Maydew and his co-authors argue that this finding indicates that congressional attempts to prevent aggressive accounting practices by boosting the tax costs of overstating earnings might be doomed to failure. "Further," the study says, "the fact that an increasing number of firms have been required to restate their financial statements suggests that tax costs are not a sufficient deterrent to overstating earnings for these firms."

Why would companies willingly pay higher taxes? The authors speculate that the firms accused by the SEC most likely did so to avoid raising suspicions about their accounting tricks. When companies report big differences between their book and tax earnings, industry watchers take note.
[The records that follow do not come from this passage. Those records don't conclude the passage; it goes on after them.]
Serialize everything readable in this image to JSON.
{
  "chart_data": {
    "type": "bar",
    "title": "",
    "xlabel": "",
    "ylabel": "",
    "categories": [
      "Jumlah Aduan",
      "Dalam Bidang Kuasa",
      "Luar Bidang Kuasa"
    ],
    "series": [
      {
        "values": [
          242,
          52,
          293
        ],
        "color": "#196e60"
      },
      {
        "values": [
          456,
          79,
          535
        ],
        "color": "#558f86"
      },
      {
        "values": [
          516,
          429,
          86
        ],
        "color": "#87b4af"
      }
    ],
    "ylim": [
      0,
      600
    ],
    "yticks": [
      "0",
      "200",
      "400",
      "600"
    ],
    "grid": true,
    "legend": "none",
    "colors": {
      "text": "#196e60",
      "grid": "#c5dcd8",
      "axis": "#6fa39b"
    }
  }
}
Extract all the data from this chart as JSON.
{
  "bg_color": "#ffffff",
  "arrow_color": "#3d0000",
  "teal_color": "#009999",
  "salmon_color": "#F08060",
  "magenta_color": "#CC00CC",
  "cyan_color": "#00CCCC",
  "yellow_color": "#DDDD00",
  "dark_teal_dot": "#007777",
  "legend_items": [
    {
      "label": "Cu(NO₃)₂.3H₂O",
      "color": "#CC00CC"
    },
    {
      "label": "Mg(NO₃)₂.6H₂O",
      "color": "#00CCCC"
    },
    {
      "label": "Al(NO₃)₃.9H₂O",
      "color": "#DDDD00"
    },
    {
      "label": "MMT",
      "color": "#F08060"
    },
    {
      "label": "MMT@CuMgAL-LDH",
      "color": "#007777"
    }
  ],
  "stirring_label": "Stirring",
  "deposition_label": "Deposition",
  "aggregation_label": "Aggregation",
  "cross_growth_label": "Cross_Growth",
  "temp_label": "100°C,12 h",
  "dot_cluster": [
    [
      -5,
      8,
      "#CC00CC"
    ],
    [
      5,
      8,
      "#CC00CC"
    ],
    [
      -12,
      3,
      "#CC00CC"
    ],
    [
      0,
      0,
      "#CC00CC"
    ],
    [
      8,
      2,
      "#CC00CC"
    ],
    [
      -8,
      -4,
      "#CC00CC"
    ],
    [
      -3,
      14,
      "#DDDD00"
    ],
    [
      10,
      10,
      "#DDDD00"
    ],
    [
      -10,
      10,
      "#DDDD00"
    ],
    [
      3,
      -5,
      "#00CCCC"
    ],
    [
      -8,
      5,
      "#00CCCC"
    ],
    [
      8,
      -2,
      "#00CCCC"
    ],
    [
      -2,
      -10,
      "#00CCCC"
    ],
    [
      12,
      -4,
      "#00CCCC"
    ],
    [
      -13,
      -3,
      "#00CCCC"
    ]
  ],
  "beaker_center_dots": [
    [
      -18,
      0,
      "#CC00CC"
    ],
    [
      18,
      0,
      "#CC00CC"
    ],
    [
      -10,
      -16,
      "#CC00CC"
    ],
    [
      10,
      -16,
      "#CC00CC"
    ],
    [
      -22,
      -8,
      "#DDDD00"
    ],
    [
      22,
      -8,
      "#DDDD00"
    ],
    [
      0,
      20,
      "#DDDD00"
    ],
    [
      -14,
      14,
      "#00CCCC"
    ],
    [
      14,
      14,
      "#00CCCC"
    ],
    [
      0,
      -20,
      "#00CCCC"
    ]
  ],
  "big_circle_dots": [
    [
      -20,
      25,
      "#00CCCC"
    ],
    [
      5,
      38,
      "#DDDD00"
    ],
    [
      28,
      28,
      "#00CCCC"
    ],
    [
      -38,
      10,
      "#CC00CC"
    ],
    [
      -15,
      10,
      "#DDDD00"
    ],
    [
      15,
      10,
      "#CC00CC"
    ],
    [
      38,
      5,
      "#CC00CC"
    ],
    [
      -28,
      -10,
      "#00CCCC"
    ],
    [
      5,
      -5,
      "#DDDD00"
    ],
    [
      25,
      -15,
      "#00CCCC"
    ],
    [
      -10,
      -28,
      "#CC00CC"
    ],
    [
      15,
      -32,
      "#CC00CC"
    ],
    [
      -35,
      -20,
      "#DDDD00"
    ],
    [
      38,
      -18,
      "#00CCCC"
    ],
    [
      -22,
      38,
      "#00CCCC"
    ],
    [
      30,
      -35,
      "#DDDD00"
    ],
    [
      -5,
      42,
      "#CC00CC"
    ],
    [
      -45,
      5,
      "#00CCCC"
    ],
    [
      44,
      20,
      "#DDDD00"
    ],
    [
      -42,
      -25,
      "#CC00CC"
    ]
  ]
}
"The risk would be detection, mainly by smart shareholders, analysts and possibly the IRS," Maydew says. "Why else would you pay taxes that you didn't really owe?"

Maydew, a 36-year-old Iowa native, came to UNC Kenan-Flagler in 1999 from the University of Chicago. He has been learning about finance, taxes and economics nearly all his life. His father, now retired, was a tax professor, and his brother is a tax lawyer.

"So we have this genetic defect," he says. "I knew the difference between a marginal tax rate and an average rate at age 11. … It makes for interesting Christmas dinner discussions."

Although he hated his first tax course and only grew to like the subject over time, Maydew has always liked accounting, finance and economics. As a junior high school student, he read several of economist Milton Friedman's books, including the landmark "Free to Choose," and became a convert to the cause of free markets. "The books influenced me in a profound way," he says.

Maydew, an award-winning teacher, is co-author of his own book, "Taxes and Business Strategy," (2nd edition) with Nobel Prize-winning economist Myron Scholes and accounting professors Erickson, Mark Wolfson and Terry Shevlin. Intrigued by their findings in the taxes-on-overstated-earnings paper, Maydew, Erickson and Hanlon are now working on a larger, related study about the "dark side" of stock options. They are examining every firm and manager accused of fraud since the mid-1990s to determine whether the prospect of greater stock options spurred them to cook the books and inflate earnings.

"It could be that some people get over incentivized and become overaggressive," Maydew says, putting it diplomatically. He and his co-authors hope to complete the new study this spring. Contact Maydew at (919) 843-9356, .

The American Taxation Association honored accounting professor Edward Maydew with the Outstanding Tax Manuscript Award for his paper, "Debt-Equity Hybrid Securities." The award recognizes a significant contribution to tax literature published during the prior three years.

Maydew's paper, written with Ellen Engel and Merle Erickson of the University of Chicago, was published in the Journal of Accounting Research.